El aumento constante de las expectativas sociales está empujando a las empresas a poner a sus partes interesadas en primer lugar y a los accionistas en segundo lugar, pero algunos accionistas no lo están aceptando. El apoyo a las estrategias corporativas centradas en las partes interesadas mejoraría mucho si los gerentes reestructuraran su gestión de accionistas, para que esté en línea con sus estrategias de gestión de las partes interesadas. Al hacerlo, disminuiría drásticamente el poder que ejercen los activistas para socavar tales estrategias.

Deje de pescar

El enfoque tradicional de la gestión de accionistas ha implicado preparar una narrativa cuidadosamente escrita sobre la estrategia de una empresa y difundir ampliamente la historia a un grupo diverso de posibles inversores, por lo general a través de declaraciones de misión, informes anuales y giras con inversionistas.

Sin embargo, en la actual era del capitalismo de partes interesadas y el activismo de los inversores, un enfoque centrado en la narrativa es insuficiente para maximizar el apoyo de los accionistas y evitar las debacles de los activistas.

Un grave descuido del enfoque centrado en la narrativa es que hace más para atraer accionistas que se sientan tentados por los rendimientos de las estrategias centradas en “stakeholders”, en lugar de interesarse por la visión comercial a largo plazo. Los gerentes optimistas a menudo presumen en exceso los rendimientos esperados de sus novedosos planes ESG (medio ambiente-sociedad-gobierno corporativo), acercando a cualquier “pez” accionista que se sienta atraído por la promesa de los altos rendimientos de estos planes.

Sin embargo, cuando los gerentes exageran las iniciativas centradas en las partes interesadas, los accionistas atraídos por esos mensajes pueden descontentarse rápidamente en caso de que esas estrategias se queden cortas o no produzcan resultados con la rapidez suficiente.

Un enfoque centrado en la narrativa crea un segundo problema importante: Puede ser utilizado por activistas para poner a los indexadores (y otros accionistas “neutrales”) en contra de la gerencia. Con el auge de la inversión pasiva por parte de fondos indexados, muchos accionistas tienen un interés limitado o nulo en comprender a las miles de empresas que tienen en sus carteras y muestran poca lealtad hacia una empresa determinada. Muchos dejan completamente su voto en manos de asesores. En consecuencia, cuando las iniciativas de las partes interesadas se quedan cortas, los activistas pueden usar contra la gerencia aquellas mismas promesas de rendimientos que nunca se materializaron.

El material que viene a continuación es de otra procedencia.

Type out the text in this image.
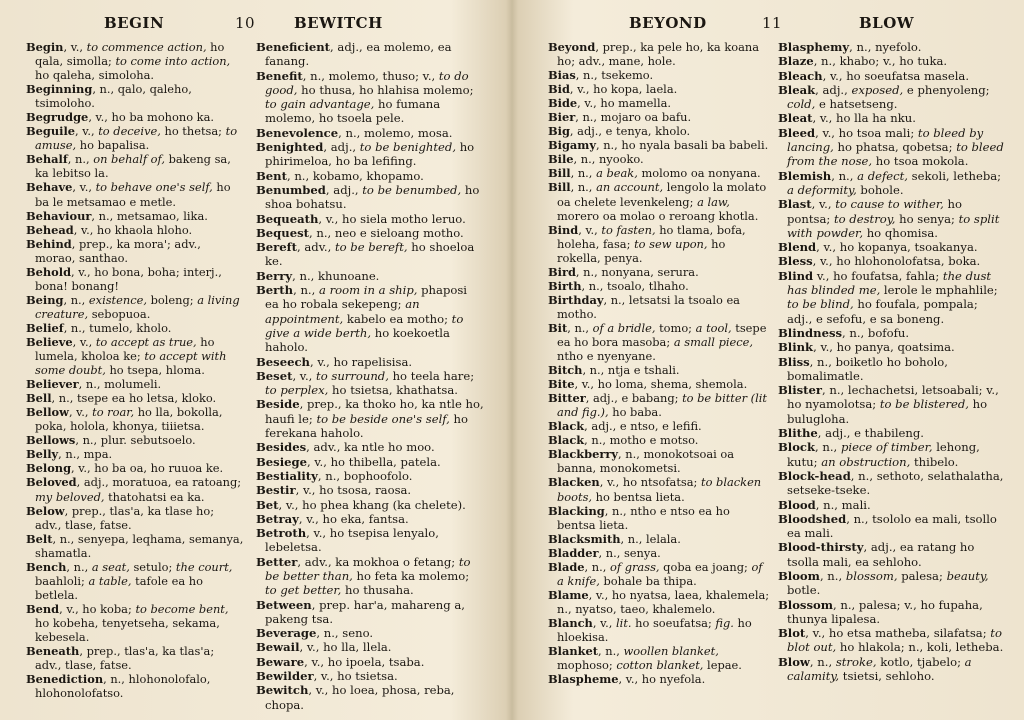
BEGIN	10	BEWITCH

Begin, v., to commence action, ho qala, simolla; to come into action, ho qaleha, simoloha.

Beginning, n., qalo, qaleho, tsimoloho.

Begrudge, v., ho ba mohono ka.

Beguile, v., to deceive, ho thetsa; to amuse, ho bapalisa.

Behalf, n., on behalf of, bakeng sa, ka lebitso la.

Behave, v., to behave one's self, ho ba le metsamao e metle.

Behaviour, n., metsamao, lika.

Behead, v., ho khaola hloho.

Behind, prep., ka mora'; adv., morao, santhao.

Behold, v., ho bona, boha; interj., bona! bonang!

Being, n., existence, boleng; a living creature, sebopuoa.

Belief, n., tumelo, kholo.

Believe, v., to accept as true, ho lumela, kholoa ke; to accept with some doubt, ho tsepa, hloma.

Believer, n., molumeli.

Bell, n., tsepe ea ho letsa, kloko.

Bellow, v., to roar, ho lla, bokolla, poka, holola, khonya, tiiietsa.

Bellows, n., plur. sebutsoelo.

Belly, n., mpa.

Belong, v., ho ba oa, ho ruuoa ke.

Beloved, adj., moratuoa, ea ratoang; my beloved, thatohatsi ea ka.

Below, prep., tlas'a, ka tlase ho; adv., tlase, fatse.

Belt, n., senyepa, leqhama, semanya, shamatla.

Bench, n., a seat, setulo; the court, baahloli; a table, tafole ea ho betlela.

Bend, v., ho koba; to become bent, ho kobeha, tenyetseha, sekama, kebesela.

Beneath, prep., tlas'a, ka tlas'a; adv., tlase, fatse.

Benediction, n., hlohonolofalo, hlohonolofatso.

Beneficient, adj., ea molemo, ea fanang.

Benefit, n., molemo, thuso; v., to do good, ho thusa, ho hlahisa molemo; to gain advantage, ho fumana molemo, ho tsoela pele.

Benevolence, n., molemo, mosa.

Benighted, adj., to be benighted, ho phirimeloa, ho ba lefifing.

Bent, n., kobamo, khopamo.

Benumbed, adj., to be benumbed, ho shoa bohatsu.

Bequeath, v., ho siela motho leruo.

Bequest, n., neo e sieloang motho.

Bereft, adv., to be bereft, ho shoeloa ke.

Berry, n., khunoane.

Berth, n., a room in a ship, phaposi ea ho robala sekepeng; an appointment, kabelo ea motho; to give a wide berth, ho koekoetla haholo.

Beseech, v., ho rapelisisa.

Beset, v., to surround, ho teela hare; to perplex, ho tsietsa, khathatsa.

Beside, prep., ka thoko ho, ka ntle ho, haufi le; to be beside one's self, ho ferekana haholo.

Besides, adv., ka ntle ho moo.

Besiege, v., ho thibella, patela.

Bestiality, n., bophoofolo.

Bestir, v., ho tsosa, raosa.

Bet, v., ho phea khang (ka chelete).

Betray, v., ho eka, fantsa.

Betroth, v., ho tsepisa lenyalo, lebeletsa.

Better, adv., ka mokhoa o fetang; to be better than, ho feta ka molemo; to get better, ho thusaha.

Between, prep. har'a, mahareng a, pakeng tsa.

Beverage, n., seno.

Bewail, v., ho lla, llela.

Beware, v., ho ipoela, tsaba.

Bewilder, v., ho tsietsa.

Bewitch, v., ho loea, phosa, reba, chopa.

BEYOND	11	BLOW

Beyond, prep., ka pele ho, ka koana ho; adv., mane, hole.

Bias, n., tsekemo.

Bid, v., ho kopa, laela.

Bide, v., ho mamella.

Bier, n., mojaro oa bafu.

Big, adj., e tenya, kholo.

Bigamy, n., ho nyala basali ba babeli.

Bile, n., nyooko.

Bill, n., a beak, molomo oa nonyana.

Bill, n., an account, lengolo la molato oa chelete levenkeleng; a law, morero oa molao o reroang khotla.

Bind, v., to fasten, ho tlama, bofa, holeha, fasa; to sew upon, ho rokella, penya.

Bird, n., nonyana, serura.

Birth, n., tsoalo, tlhaho.

Birthday, n., letsatsi la tsoalo ea motho.

Bit, n., of a bridle, tomo; a tool, tsepe ea ho bora masoba; a small piece, ntho e nyenyane.

Bitch, n., ntja e tshali.

Bite, v., ho loma, shema, shemola.

Bitter, adj., e babang; to be bitter (lit and fig.), ho baba.

Black, adj., e ntso, e lefifi.

Black, n., motho e motso.

Blackberry, n., monokotsoai oa banna, monokometsi.

Blacken, v., ho ntsofatsa; to blacken boots, ho bentsa lieta.

Blacking, n., ntho e ntso ea ho bentsa lieta.

Blacksmith, n., lelala.

Bladder, n., senya.

Blade, n., of grass, qoba ea joang; of a knife, bohale ba thipa.

Blame, v., ho nyatsa, laea, khalemela; n., nyatso, taeo, khalemelo.

Blanch, v., lit. ho soeufatsa; fig. ho hloekisa.

Blanket, n., woollen blanket, mophoso; cotton blanket, lepae.

Blaspheme, v., ho nyefola.

Blasphemy, n., nyefolo.

Blaze, n., khabo; v., ho tuka.

Bleach, v., ho soeufatsa masela.

Bleak, adj., exposed, e phenyoleng; cold, e hatsetseng.

Bleat, v., ho lla ha nku.

Bleed, v., ho tsoa mali; to bleed by lancing, ho phatsa, qobetsa; to bleed from the nose, ho tsoa mokola.

Blemish, n., a defect, sekoli, letheba; a deformity, bohole.

Blast, v., to cause to wither, ho pontsa; to destroy, ho senya; to split with powder, ho qhomisa.

Blend, v., ho kopanya, tsoakanya.

Bless, v., ho hlohonolofatsa, boka.

Blind v., ho foufatsa, fahla; the dust has blinded me, lerole le mphahlile; to be blind, ho foufala, pompala; adj., e sefofu, e sa boneng.

Blindness, n., bofofu.

Blink, v., ho panya, qoatsima.

Bliss, n., boiketlo ho boholo, bomalimatle.

Blister, n., lechachetsi, letsoabali; v., ho nyamolotsa; to be blistered, ho bulugloha.

Blithe, adj., e thabileng.

Block, n., piece of timber, lehong, kutu; an obstruction, thibelo.

Block-head, n., sethoto, selathalatha, setseke-tseke.

Blood, n., mali.

Bloodshed, n., tsololo ea mali, tsollo ea mali.

Blood-thirsty, adj., ea ratang ho tsolla mali, ea sehloho.

Bloom, n., blossom, palesa; beauty, botle.

Blossom, n., palesa; v., ho fupaha, thunya lipalesa.

Blot, v., ho etsa matheba, silafatsa; to blot out, ho hlakola; n., koli, letheba.

Blow, n., stroke, kotlo, tjabelo; a calamity, tsietsi, sehloho.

A medida que el capitalismo de partes interesadas choca con la primacía de los accionistas, el cultivo de accionistas se convierte en una solución muy necesaria para este problema. El cultivo de accionistas requiere administrar las relaciones con los accionistas de tal manera que atraiga y retenga a los accionistas administradores que proporcionen no solo capital a largo plazo, sino también el asesoramiento y asesoría que son fundamental para el éxito corporativo continuo.

Cultive accionistas administradores

Ofrecemos cuatro conjuntos de herramientas que los gerentes pueden usar para cultivar accionistas administradores.

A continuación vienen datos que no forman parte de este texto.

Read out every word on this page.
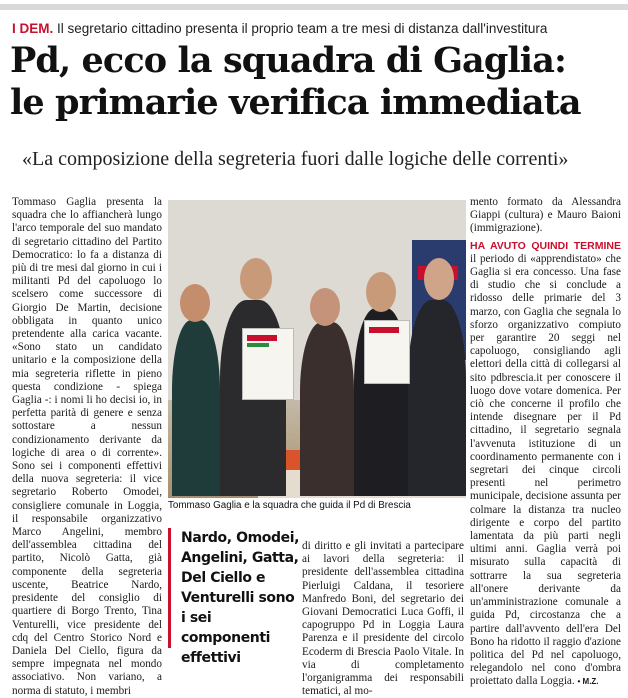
I DEM. Il segretario cittadino presenta il proprio team a tre mesi di distanza dall'investitura
Pd, ecco la squadra di Gaglia:
le primarie verifica immediata
«La composizione della segreteria fuori dalle logiche delle correnti»

Tommaso Gaglia presenta la squadra che lo affiancherà lungo l'arco temporale del suo mandato di segretario cittadino del Partito Democratico: lo fa a distanza di più di tre mesi dal giorno in cui i militanti Pd del capoluogo lo scelsero come successore di Giorgio De Martin, decisione obbligata in quanto unico pretendente alla carica vacante. «Sono stato un candidato unitario e la composizione della mia segreteria riflette in pieno questa condizione - spiega Gaglia -: i nomi li ho decisi io, in perfetta parità di genere e senza sottostare a nessun condizionamento derivante da logiche di area o di corrente». Sono sei i componenti effettivi della nuova segreteria: il vice segretario Roberto Omodei, consigliere comunale in Loggia, il responsabile organizzativo Marco Angelini, membro dell'assemblea cittadina del partito, Nicolò Gatta, già componente della segreteria uscente, Beatrice Nardo, presidente del consiglio di quartiere di Borgo Trento, Tina Venturelli, vice presidente del cdq del Centro Storico Nord e Daniela Del Ciello, figura da sempre impegnata nel mondo associativo. Non variano, a norma di statuto, i membri

Tommaso Gaglia e la squadra che guida il Pd di Brescia
Nardo, Omodei, Angelini, Gatta, Del Ciello e Venturelli sono i sei componenti effettivi

di diritto e gli invitati a partecipare ai lavori della segreteria: il presidente dell'assemblea cittadina Pierluigi Caldana, il tesoriere Manfredo Boni, del segretario dei Giovani Democratici Luca Goffi, il capogruppo Pd in Loggia Laura Parenza e il presidente del circolo Ecoderm di Brescia Paolo Vitale. In via di completamento l'organigramma dei responsabili tematici, al mo-

mento formato da Alessandra Giappi (cultura) e Mauro Baioni (immigrazione).

HA AVUTO QUINDI TERMINE il periodo di «apprendistato» che Gaglia si era concesso. Una fase di studio che si conclude a ridosso delle primarie del 3 marzo, con Gaglia che segnala lo sforzo organizzativo compiuto per garantire 20 seggi nel capoluogo, consigliando agli elettori della città di collegarsi al sito pdbrescia.it per conoscere il luogo dove votare domenica. Per ciò che concerne il profilo che intende disegnare per il Pd cittadino, il segretario segnala l'avvenuta istituzione di un coordinamento permanente con i segretari dei cinque circoli presenti nel perimetro municipale, decisione assunta per colmare la distanza tra nucleo dirigente e corpo del partito lamentata da più parti negli ultimi anni. Gaglia verrà poi misurato sulla capacità di sottrarre la sua segreteria all'onere derivante da un'amministrazione comunale a guida Pd, circostanza che a partire dall'avvento dell'era Del Bono ha ridotto il raggio d'azione politica del Pd nel capoluogo, relegandolo nel cono d'ombra proiettato dalla Loggia. • M.Z.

  1. Herramientas de apalancamiento

Al aprovechar las relaciones existentes, los gerentes pueden involucrar a los accionistas administradores para identificar y atraer administradores adicionales. Los gerentes también pueden nombrar directores independientes que se desempeñen como directores de empresas con participaciones sustanciales de los accionistas administradores y luego utilizar esos cargos de directores para atraer administradores. Además, los gerentes pueden aprovechar las relaciones con los proveedores y clientes de sus empresas para buscar inversiones de los accionistas administradores.

  1. Herramientas de propiedad

Los gerentes pueden aumentar la base de accionistas administradores a través de colocaciones privadas, que implican la venta de un número determinado de acciones a accionistas preseleccionados.

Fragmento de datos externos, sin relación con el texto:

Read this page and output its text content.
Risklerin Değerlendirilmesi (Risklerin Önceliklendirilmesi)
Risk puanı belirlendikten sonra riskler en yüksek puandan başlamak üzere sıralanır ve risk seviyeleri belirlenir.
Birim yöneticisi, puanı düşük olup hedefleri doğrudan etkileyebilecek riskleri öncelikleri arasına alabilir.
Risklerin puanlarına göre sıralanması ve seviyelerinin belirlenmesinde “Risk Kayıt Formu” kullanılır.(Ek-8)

Esto permite a las empresas dirigirse directamente a los accionistas administradores y hacerlos más poderosos frente a posibles inversores disidentes. Los gerentes también pueden adoptar derechos de voto ponderados por tiempo (permanencia) que otorgan más poder de voto a los accionistas administradores; estos tienen incentivos para invertir en empresas con votación ponderada en el tiempo, porque los derechos de voto les dan más voz en los asuntos corporativos.

  1. Herramientas de gobernanza

Los gerentes pueden realizar cambios en sus prácticas de gobierno para atraer y retener a los accionistas administradores. La clave radica en comprender los tipos de prácticas de gobierno que favorecen a estos. En la mayoría de los casos, los gerentes podrían beneficiarse al centrar más su atención en los cambios en la composición de la junta, los nombramientos de ciertos tipos de directores y la adopción de esquemas de compensación ejecutiva que se alineen con los largos períodos de tenencia de los accionistas administradores. Para estos últimos, el desafío no es tanto pagar de menos o de más a los ejecutivos, sino incentivarlos adecuadamente para garantizar un enfoque en el valor a largo plazo, con métricas que prioricen los intereses de los accionistas.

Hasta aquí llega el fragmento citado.